Rob Nichols grew up in Bonnyville, Alberta on a farm and knew nothing about boxing besides the fact that he got to watch it on TV with his grandfather on one of the only few channels that they had.
Nichols was approached by a friend of his whose father was a local boxing coach who suggested that he try boxing instead of playing baseball. Nichols was 250 pounds at the age of 19 and his boxing training had dropped him down to 200 pounds in just a few months and he was able to keep it off. But he did have some difficulties. Being in a small town in western Canada there was not much competition but that changed when he decided to move to Edmonton to go to school and work. Nichols had 3 fights before he moved to Edmonton then he met up with trainer Benny Swanson who at the time was just starting up at the Panther Gym in downtown Edmonton. Swanson trained Nichols for the remained of his amateur career.
Nichols had a total of 9 amateur fights since moving to Edmonton and finished with a total of 8 wins with 1 loss. Nichols would attend tournaments but would have a difficult time actually competing with opponents pulling out of the tournament knowing that they were going to face him, which made him realize that an amateur career was not what he needed and that he would eventually turn pro. His amateur career went from 1999 to 2008.
His first professional fight was in 2008 and then fought two more times in 2009. Unfortunately for him one of those fights in 2009 was also his first loss of his career. The first punch that he took in the fight popped his eardrum. He knew something was wrong but he continued fighting throughout the remainder of the fight but was unable to be effective with his equilibrium out of whack. He learned from his loss and moved on.
During the beginning of his professional career his life outside of boxing began to change as well. Nichols got married and had two children and he started his own business which took up a majority of his time. Nichols ended up taking three years off but was eager to make his return because shelf life on a fighter only lasts so long.
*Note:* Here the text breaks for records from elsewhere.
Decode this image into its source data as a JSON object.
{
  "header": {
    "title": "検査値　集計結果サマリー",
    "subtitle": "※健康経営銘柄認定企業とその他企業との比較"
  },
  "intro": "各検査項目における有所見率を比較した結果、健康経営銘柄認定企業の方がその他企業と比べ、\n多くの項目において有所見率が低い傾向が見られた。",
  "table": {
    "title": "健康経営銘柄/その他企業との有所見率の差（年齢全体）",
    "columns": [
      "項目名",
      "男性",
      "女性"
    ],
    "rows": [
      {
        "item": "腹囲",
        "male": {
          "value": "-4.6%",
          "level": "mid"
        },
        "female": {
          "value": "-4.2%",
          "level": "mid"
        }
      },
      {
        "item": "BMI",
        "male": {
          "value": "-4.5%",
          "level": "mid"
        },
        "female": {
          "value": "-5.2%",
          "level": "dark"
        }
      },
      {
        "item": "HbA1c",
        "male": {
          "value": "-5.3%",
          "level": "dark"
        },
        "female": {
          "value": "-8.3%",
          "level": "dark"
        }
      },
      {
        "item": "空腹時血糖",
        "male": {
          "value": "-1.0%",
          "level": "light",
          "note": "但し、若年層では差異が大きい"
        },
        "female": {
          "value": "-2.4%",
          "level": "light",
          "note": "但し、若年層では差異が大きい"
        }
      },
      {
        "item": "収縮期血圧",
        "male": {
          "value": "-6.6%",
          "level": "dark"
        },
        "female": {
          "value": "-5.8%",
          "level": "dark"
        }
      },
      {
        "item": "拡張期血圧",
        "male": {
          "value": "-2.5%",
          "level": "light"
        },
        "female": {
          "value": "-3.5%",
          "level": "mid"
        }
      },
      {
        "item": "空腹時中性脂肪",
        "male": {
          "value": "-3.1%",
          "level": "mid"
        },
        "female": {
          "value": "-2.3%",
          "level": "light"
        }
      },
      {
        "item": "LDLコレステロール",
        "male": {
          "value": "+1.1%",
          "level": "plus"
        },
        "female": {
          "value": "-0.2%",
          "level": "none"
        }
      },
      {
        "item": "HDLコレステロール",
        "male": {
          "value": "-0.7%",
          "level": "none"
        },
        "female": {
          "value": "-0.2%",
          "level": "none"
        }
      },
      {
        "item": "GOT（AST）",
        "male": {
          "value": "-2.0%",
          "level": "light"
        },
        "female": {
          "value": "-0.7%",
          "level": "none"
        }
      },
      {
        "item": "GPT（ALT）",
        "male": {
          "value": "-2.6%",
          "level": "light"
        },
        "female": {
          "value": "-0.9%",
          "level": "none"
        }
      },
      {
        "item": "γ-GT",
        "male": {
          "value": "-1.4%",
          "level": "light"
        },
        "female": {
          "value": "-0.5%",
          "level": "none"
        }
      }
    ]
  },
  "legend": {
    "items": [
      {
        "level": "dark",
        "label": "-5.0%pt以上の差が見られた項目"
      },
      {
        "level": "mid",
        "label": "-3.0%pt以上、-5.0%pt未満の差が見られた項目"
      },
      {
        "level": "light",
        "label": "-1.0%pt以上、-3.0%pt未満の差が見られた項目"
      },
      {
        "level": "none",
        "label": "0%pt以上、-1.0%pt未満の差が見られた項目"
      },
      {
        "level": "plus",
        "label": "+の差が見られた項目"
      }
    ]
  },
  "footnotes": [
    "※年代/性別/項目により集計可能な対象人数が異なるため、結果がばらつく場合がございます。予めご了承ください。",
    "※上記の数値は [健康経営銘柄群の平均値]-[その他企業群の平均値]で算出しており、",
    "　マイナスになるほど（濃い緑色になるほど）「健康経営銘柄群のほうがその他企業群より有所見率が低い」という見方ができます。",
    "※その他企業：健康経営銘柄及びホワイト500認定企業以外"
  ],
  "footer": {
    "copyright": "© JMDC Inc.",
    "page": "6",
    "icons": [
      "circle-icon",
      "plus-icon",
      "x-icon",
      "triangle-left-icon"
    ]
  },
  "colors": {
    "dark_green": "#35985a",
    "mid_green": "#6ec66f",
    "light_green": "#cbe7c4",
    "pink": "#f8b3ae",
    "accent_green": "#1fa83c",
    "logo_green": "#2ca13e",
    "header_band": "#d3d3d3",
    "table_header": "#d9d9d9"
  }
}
Some fighters are able to defy age but a majority of fighters have only so long.
When Nichols came back to fighting he was not happy. He was already working from 9-9 and had very little time to refine his skills but he stuck to it. In March of 2012 he fought against Ken Frank who outweighed him by 86 pounds. Nichols won that fight by out-boxing Frank and getting a TKO victory in the 3rd round even thought the height, reach, and weight of Frank was a disadvantage to Nichols.
Nichols’ last fight was in March of 2013 when he fought undefeated Jarred Kilkenny winning by a 2nd round knockout.
On Saturday April 27th, I met up with Nichols at the Panther Gym in Edmonton and went out to lunch with him and some of his training partners; including his trainer Sterling Craig who also trains Edmonton cruiserweight prospect Paul “P-Mac” Mackenzie.
I spoke to Craig and Nichols about the sparring sessions between Nichols and Mackenzie and they both said the same thing. It’s brutal. Nichols provides the strength to help Mackenzie to deal with power punchers and Mackenzie provides the speed to help Nichols with maintaining his defense.
Nichols is a cruiserweight fighter but the majority of his fights have been held at heavyweight. He has been given a role as a somewhat “giant slayer” but looks to return to the cruiserweight division for a level playing field. Currently he is a free agent. I asked him why he chose to be a free agent and his answer was short and honest. “I want to make the decisions on who I fight,” said Nichols. As far as his when his next fight will take place it is possible that he will be fighting this July or September. One thing is for sure; he plans on fighting as much as possible.
Closing out the lunch he spoke on a serious note with me. “Win or lose, I am happy with where I am at. I will not live in regret for not trying and wondering what if or what could have happened.”